Review: Walters is an unusually good writer in the genre, she creates beleivable characters who stay with you, and her plotting is simply excellent. That said, a serious warning for cat lovers--there are pages and pages of grotesque, gratuitous cat torture in this book. It's essential to the plot, but the author's semi-pathological relish in detailing all the torture over and over makes this book impossible reading for anyone who truly cares about cats. (The author also unintentionally reveals her rather warped moral sensibilities by having the heroine happily put her teen age children in harm's way, and has both heroine and hero- husband use physical violence as evidence of their upstanding character. Very odd woman, this Walters. I would much rather read her than meet her.)

Rating: 4 stars
Summary: Dark and Disturbing
Review: An amazing Rubik's Cube of a novel, with the reader twisting and turning the clues to come up with a solution to the puzzle.

On a rainy night twenty years ago, Annie Butts, a black woman suffering from Tourette's Syndrome was found dead in the gutter in front of M. Ranelagh's house. 'Mad' Annie was hated by her neighbors on Graham Court because of her race and her disability.

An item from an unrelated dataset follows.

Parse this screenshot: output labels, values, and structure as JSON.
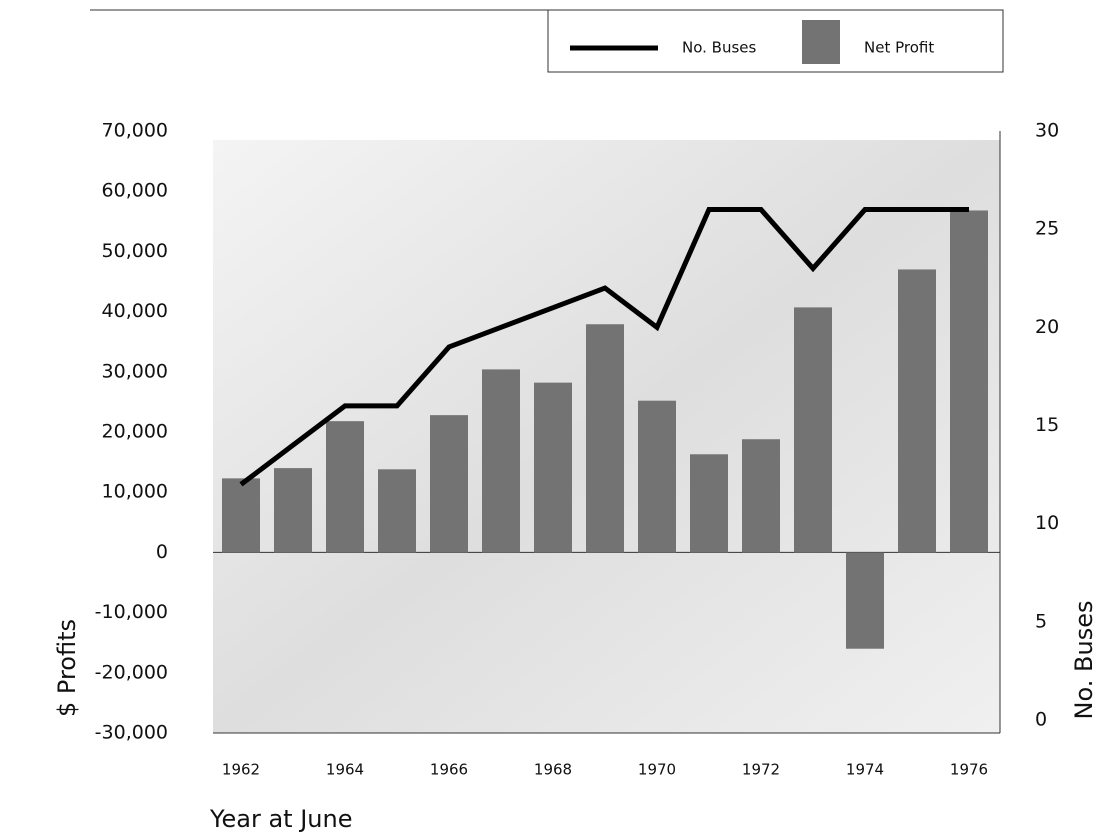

... it's been a long time since I picked up a book this hard to put down. Walters is a fine writer of psychological mysteries. Her characters are finely drawn and disturbingly real. I can heartily recommend this novel.

Rating: 3 stars
Summary: Different than previous books; good, but not great.
Review: I think Walters is a wonderful writer, but this book strays from her classic mysteries and is probably more akin to her previous novel, "The Breakers." If you didn't like "The Breakers," you'll probably hate "The Shape of Snakes." I wasn't put off by the animal abuse, the psychological abuse and manipulation of women and children, or the violence. I was more intrigued by the structure and execution of the plot. Information is uncovered layer by layer and then I realized that the story is a remembrance and was not happening in real-time. Technically, it's a good book. And as usual, she has excellent character development. Whether or not you'll like them (the protagonist included) is another story. In the final analysis, was it really about revenge, justice, or a way to assuage guilt? Hmmm... :-)

Rating: 4 stars
Summary: Very gripping but deeply disturbing.
Review: I have to echo the comments of other reviewers about the animal abuse and child abuse in this book. I found the animal abuse especially disturbing. I found myself almost in tears in several sections.

If you can make it through the descriptions then the book is worth reading.

Rating: 1 stars
Summary: The Shape of Snakes
Review: If there was a poster book for a need to warn away people from torture of animals and children, this is it. I have no idea why such a good writer as Walters feels the need not only to describe the horrible things done to cats but to go back again and again to add more. This does nothing for mystery, which I presume is what she is trying to write. I am sorry I bought it and I certainly won't give it to my library. I will throw it in the trash, which is where it belongs.